Dan Allah akan menambah petunjuk kepada mereka yang telah mendapat petunjuk. Dan amal-amal saleh yang kekal itu lebih baik pahalanya di sisi Tuhanmu dan lebih baik kesudahannya. (QS. Maryam (19): 76)

Senoga kita termasuk diantara orang-orang yang diberi petunjuk dijalan yang lurus (shirat al-mustaqiim) sebagaiman firman-Nya:

وَلَوْ أَنَّا كَتَبْنَا عَلَيْهِمْ أَنِ اقْتُلُوا أَنْفُسَكُمْ أَوِ اخْرُجُوا مِنْ دِيَارِكُمْ مَا فَعَلُوهُ إِلَّا قَلِيلٌ مِنْهُمْ وَلَوْ أَنَّهُمْ فَعَلُوا مَا يُوعَظُونَ بِهِ لَكَانَ خَيْرًا لَهُمْ وَأَشَدَّ تَثْبِيتًا (66) وَإِذًا لَآتَيْنَاهُمْ مِنْ لَدُنَّا أَجْرًا عَظِيمًا (67) وَلَهَدَيْنَاهُمْ صِرَاطًا مُسْتَقِيمًا (68) وَمَنْ يُطِعِ اللَّهَ وَالرَّسُولَ فَأُولَئِكَ مَعَ الَّذِينَ أَنْعَمَ اللَّهُ عَلَيْهِمْ مِنَ النَّبِيِّينَ وَالصِّدِّيقِينَ وَالشُّهَدَاءِ وَالصَّالِحِينَ وَحَسُنَ أُولَئِكَ رَفِيقًا (69) ذَلِكَ الْفَضْلُ مِنَ اللَّهِ وَكَفَى بِاللَّهِ عَلِيمًا (70)

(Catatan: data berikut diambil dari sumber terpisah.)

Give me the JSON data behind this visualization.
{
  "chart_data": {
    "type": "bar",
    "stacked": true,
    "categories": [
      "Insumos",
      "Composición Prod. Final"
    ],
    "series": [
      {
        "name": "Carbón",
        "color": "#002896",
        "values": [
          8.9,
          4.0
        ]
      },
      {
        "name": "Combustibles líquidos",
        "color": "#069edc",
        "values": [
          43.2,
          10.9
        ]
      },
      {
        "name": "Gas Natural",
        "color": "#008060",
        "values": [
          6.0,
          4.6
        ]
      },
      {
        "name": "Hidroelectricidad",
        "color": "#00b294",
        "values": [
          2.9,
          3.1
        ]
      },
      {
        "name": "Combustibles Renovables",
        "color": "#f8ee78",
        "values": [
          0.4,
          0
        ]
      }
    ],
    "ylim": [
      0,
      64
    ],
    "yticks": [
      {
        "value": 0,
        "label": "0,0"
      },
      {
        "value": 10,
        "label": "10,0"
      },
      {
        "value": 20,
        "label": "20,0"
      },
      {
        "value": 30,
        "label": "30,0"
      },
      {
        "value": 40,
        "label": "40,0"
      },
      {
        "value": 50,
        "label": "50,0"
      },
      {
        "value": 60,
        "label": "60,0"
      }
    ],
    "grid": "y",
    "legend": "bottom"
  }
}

Dan sesungguhnya kalau Kami perintahkan kepada mereka, “Bunuhlah diri kalian atau keluarlah kalian dari kampung kalian,” niscaya mereka tidak akan melakukannya, kecuali sebagian kecil dari mereka. Dan sesungguhnya kalau mereka melaksanakan pelajaran yang diberikan kepada mereka, tentulah hal yang demikian itu lebih baik bagi mereka dan lebih menguatkan (iman mereka); dan kalau demikian, pasti Kami berikan kepada mereka pahala yang besar dari sisi Kami, dan pasti Kami tunjuki mereka kepada jalan yang lurus. Dan barang siapa yang menaati Allah dan Rasul-Nya, mereka itu akan bersama-sama dengan orang-orang yang dianugerahi nikmat oleh Allah, yaitu nabi-nabi, para siddiqin, orang-orang yang mati syahid. dan orang-orang saleh. Dan mereka itulah teman yang sebaik-baiknya. Yang demikian itu adalah karunia dari Allah, dan Allah cukup mengetahui. (QS. An-Nisa (4) ayat 66-70.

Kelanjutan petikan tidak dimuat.